The history of this deception should have prompted Western powers to take a harder line ahead of the JCPOA’s signing, or at least to be more responsive to signs that Iran was flouting the spirit of the agreement. But this proved not to be the case with any of the Western signatories until the US pulled out. And even then, the Europeans remained equally if not more willing to overlook Iran’s provocative behaviors in the interest of preserving the agreement.
The latest developments represent a significant challenge to that posture, insofar as they demonstrate not only that Tehran remains committed to advancing its nuclear development but also that it is doing so with the end-goal of nuclear weapons capability in mind. Nuclear experts generally agree that the 20 percent enrichment already being performed at Iranian nuclear facilities is quite enough to satisfy the peaceful objectives that Tehran has always insisted are behind its nuclear program. There is virtually no practical benefit to be gained from the costly process of further escalation, other than using it in an effort to intimidate the West into providing further concessions.
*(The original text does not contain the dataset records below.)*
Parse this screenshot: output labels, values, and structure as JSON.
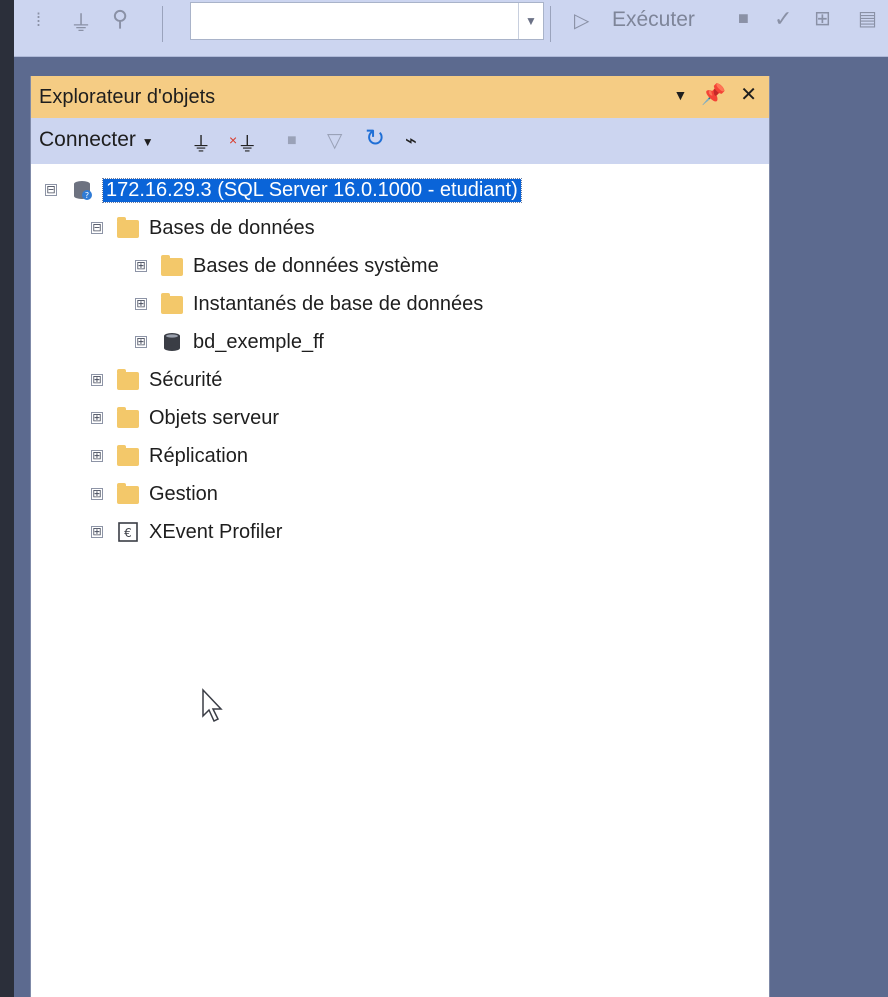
{
  "toolbar": {
    "execute_label": "Exécuter",
    "combo_value": ""
  },
  "explorer": {
    "title": "Explorateur d'objets",
    "connect_label": "Connecter",
    "tree": {
      "server": "172.16.29.3 (SQL Server 16.0.1000 - etudiant)",
      "databases": "Bases de données",
      "system_databases": "Bases de données système",
      "snapshots": "Instantanés de base de données",
      "db_user": "bd_exemple_ff",
      "security": "Sécurité",
      "server_objects": "Objets serveur",
      "replication": "Réplication",
      "management": "Gestion",
      "xevent": "XEvent Profiler"
    }
  },
  "icons": {
    "expand": "⊞",
    "collapse": "⊟"
  },
  "colors": {
    "title_bar": "#f5cc84",
    "toolbar": "#ccd5f0",
    "selection": "#0a64d8",
    "background": "#5c6a8f"
  }
}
The same can be said of the regime’s previous announcement that it would be producing uranium metal, a key component in the core of a nuclear warhead. Some Western policymakers are no doubt eager to downplay the significance of such measures and to dismiss them as having been brought on by the previous US administration’s prior withdrawal. But those policymakers cannot in good faith ignore the fact that uranium metal and 60 percent enrichment only make sense as retaliation if they are undertaken in service of the goal of nuclear weapons capability.
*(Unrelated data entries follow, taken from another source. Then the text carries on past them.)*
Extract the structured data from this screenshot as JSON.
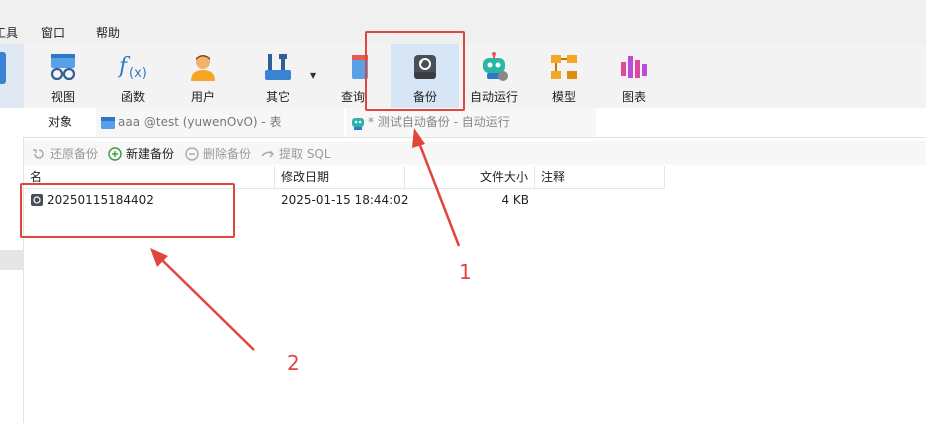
{
  "menu": {
    "tools_partial": "工具",
    "window": "窗口",
    "help": "帮助"
  },
  "ribbon": {
    "buttons": [
      {
        "label": "视图",
        "icon": "view-icon"
      },
      {
        "label": "函数",
        "icon": "function-icon"
      },
      {
        "label": "用户",
        "icon": "user-icon"
      },
      {
        "label": "其它",
        "icon": "tools-icon"
      },
      {
        "label": "查询",
        "icon": "query-icon"
      },
      {
        "label": "备份",
        "icon": "backup-icon"
      },
      {
        "label": "自动运行",
        "icon": "robot-icon"
      },
      {
        "label": "模型",
        "icon": "model-icon"
      },
      {
        "label": "图表",
        "icon": "chart-icon"
      }
    ],
    "active": "备份"
  },
  "tabs": {
    "objects": "对象",
    "table_tab": "aaa @test (yuwenOvO) - 表",
    "auto_tab": "* 测试自动备份 - 自动运行"
  },
  "toolbar": {
    "restore": "还原备份",
    "new": "新建备份",
    "delete": "删除备份",
    "extract": "提取 SQL"
  },
  "table": {
    "headers": {
      "name": "名",
      "modified": "修改日期",
      "size": "文件大小",
      "comment": "注释"
    },
    "rows": [
      {
        "name": "20250115184402",
        "modified": "2025-01-15 18:44:02",
        "size": "4 KB",
        "comment": ""
      }
    ]
  },
  "annotations": {
    "label1": "1",
    "label2": "2"
  },
  "colors": {
    "accent": "#3b83d3",
    "annotation_red": "#e2453c",
    "active_button": "#d7e6f7"
  }
}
The reality of that goal was confirmed in February by Iran’s Intelligence Minister, Mahmoud Alavi. In remarks carried by state media, he called attention to the fatwa from the regime’s Supreme Leader Ali Khamenei, which supposedly proves Iran’s nuclear program is peaceful in nature, but then he promptly undercut that longstanding talking point by declaring, “If they [the West] push Iran in those directions, it is not Iran’s fault. Those who pushed Iran in that direction will be to blame.”
This statement has received far too little attention in the midst of renewed nuclear negotiations, and it is not at all clear whether more attention will be offered now that Iran is threatening to take a major intermediary step toward manufacturing a nuclear warhead. If it isn’t, then Western powers will be sending a clear message that they are more committed to preserving the nuclear deal as written than they are to actually prevent Iran from obtaining weapons of mass destruction over the long term.
What the US and Europe ought to do instead is further intensify pressure on the Iranian regime and thereby demonstrate that negotiations aside, the more Iran pushes in provocative directions, the more consequences it will face for its actions. This should have been the Western position when Rouhani was deceiving the world with a “calm environment,” and it should have remained the Western position when Iran’s major opponents were insisting upon something stronger than the JCPOA. Now, the international community has an unprecedented opportunity to make up for past mistakes. If it does not act appropriately, the regime will use the resources released from sanction relief to enhance its nuclear program. Then the prospect of a nuclear Iran may become virtually inevitable.